Monies In Dormant Accounts Prone To Fraud – Cardoso

Monies In Dormant Accounts Prone To Fraud – Cardoso
Yemi Cardoso, CBN Governor

 

The Governor of the Central Bank of Nigeria, Olayemi Cardoso, has said that monies in dormant accounts in banks are susceptible to fraud.

He said this on Tuesday at the end of the 296th meeting of the Monetary Policy Committee in Abuja, where he announced a further hike in the benchmark interest rate to 26.75 per cent.

The CBN recently directed financial institutions under its watch to transfer funds in dormant accounts, unclaimed balances and other financial assets to its custody for safekeeping.
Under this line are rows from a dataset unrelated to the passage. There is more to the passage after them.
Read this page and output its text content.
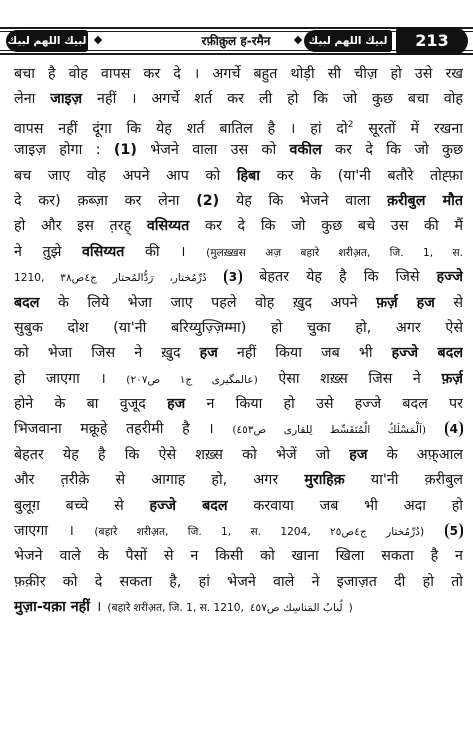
لبيك اللهم لبيك	रफ़ीक़ुल ह-रमैन	لبيك اللهم لبيك	213
बचा है वोह वापस कर दे । अगर्चे बहुत थोड़ी सी चीज़ हो उसे रख
लेना जाइज़ नहीं । अगर्चे शर्त कर ली हो कि जो कुछ बचा वोह
वापस नहीं दूंगा कि येह शर्त बातिल है । हां दो$^2$ सूरतों में रखना
जाइज़ होगा : (1) भेजने वाला उस को वकील कर दे कि जो कुछ
बच जाए वोह अपने आप को हिबा कर के (या'नी बतौरे तोह्फ़ा
दे कर) क़ब्ज़ा कर लेना (2) येह कि भेजने वाला क़रीबुल मौत
हो और इस त़रह् वसिय्यत कर दे कि जो कुछ बचे उस की मैं
ने तुझे वसिय्यत की । (मुलख़्ख़स अज़ बहारे शरीअ़त, जि. 1, स.
1210, دُرِّمُختار، رَدُّالمُحتار ج٤ص٣٨ 3 बेहतर येह है कि जिसे हज्जे
बदल के लिये भेजा जाए पहले वोह ख़ुद अपने फ़र्ज़ हज से
सुबुक दोश (या'नी बरिय्युज़्ज़िम्मा) हो चुका हो, अगर ऐसे
को भेजा जिस ने ख़ुद हज नहीं किया जब भी हज्जे बदल
हो जाएगा । (عالمگیری ج١ ص٢٠٧) ऐसा शख़्स जिस ने फ़र्ज़
होने के बा वुजूद हज न किया हो उसे हज्जे बदल पर
भिजवाना मक्रूहे तहरीमी है । (اَلْمَسْلَكُ الْمُتَقَسِّط لِلقاری ص٤٥٣) 4
बेहतर येह है कि ऐसे शख़्स को भेजें जो हज के अफ़्आल
और त़रीक़े से आगाह हो, अगर मुराहिक़ या'नी क़रीबुल
बुलूग़ बच्चे से हज्जे बदल करवाया जब भी अदा हो
जाएगा । (बहारे शरीअ़त, जि. 1, स. 1204, دُرِّمُختار ج٤ص٢٥) 5
भेजने वाले के पैसों से न किसी को खाना खिला सकता है न
फ़क़ीर को दे सकता है, हां भेजने वाले ने इजाज़त दी हो तो
मुज़ा-यक़ा नहीं । (बहारे शरीअ़त, जि. 1, स. 1210, لُبابُ المَناسِك ص٤٥٧ )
According to the apex bank, the objective of the move includes identifying dormant accounts/unclaimed balances and financial assets to reunite them with their beneficial owners; holding the funds in trust for the beneficial owners; standardising the management of dormant accounts/unclaimed balances and financial assets; and establishing a standard procedure for reclaiming warehoused funds.

At the MPC meeting, Cardoso said, “With respect to dormant accounts, what I found personally is if you leave accounts dormant in banks, sometimes more than when you don’t leave them dormant in banks. In fact, most times, they are more susceptible to fraudsters copying your identity and trying to gain hold of the system to grab your money. So, that is a problem I think most money banks face.”

“The policy and the directive are meant to ensure that all those monies come to the central bank for safekeeping and it is at zero cost to the beneficiaries. All that will happen is that the central bank will manage the money within our possession and when the rightful owner surfaces, the money is returned plus whatever income is accrued to you.”

Also, the CBN governor noted that members of the MPC emphasised the need for a clear exit strategy on the recently announced duty waiver for food imports.

“In addition, the committee expressed optimism about the recent stop-gap measures by the Federal Government to bridge the food supply deficit. In particular, the 150-day duty-free import window for food commodities (maize, husked brown rice, wheat and cowpeas), amongst others, will moderate domestic food prices. It is noteworthy that these measures will not lead to a direct injection of liquidity into the economy to cause further inflation.

“While the measure is a welcome development and may prove effective in the short run, it is expedient that it be implemented with a defined exit strategy to avert a possible rollback of the recent gains in domestic food production. To support these initiatives, the Bank is already engaging development finance institutions like the Bank of Industry to ensure adequate support for industries with a focus on small and medium-scale enterprises,” he declared.

On the gross domestic product of the country growth projections, the CBN governor said, “Real GDP (year-on-year) grew by 2.98 per cent in the first quarter of 2024, compared with 3.46 per cent in the fourth quarter of 2023, driven by both the oil and non-oil sectors. Staff forecasts, however, suggest that the domestic economy will grow by 3.38 per cent in 2024, while the IMF has projected growth at 3.1 per cent in 2024. As of July 18, 2024, external reserves stood at $37.05bn, compared with $34.70bn as of end-June 2024. This represents 11 months of import cover for goods and services.”

Meanwhile, analysts at Afrinvest were worried about the apex bank’s optimism over the Federal Government’s stop-gap to tame food inflation in the country.

“We have reservations with CBN’s optimism that the 150-day duty-free import window for selected food items would substantially temper food prices. Without the FG addressing the rising cost of logistics fuelled mainly by elevated energy prices and insecurity, the impact of such policy would be short-lived, at best.

“Furthermore, there has also not been any formal model announced to show how the beneficiaries of the duty-free window would be monitored to sell the staple items at fair prices across the country.”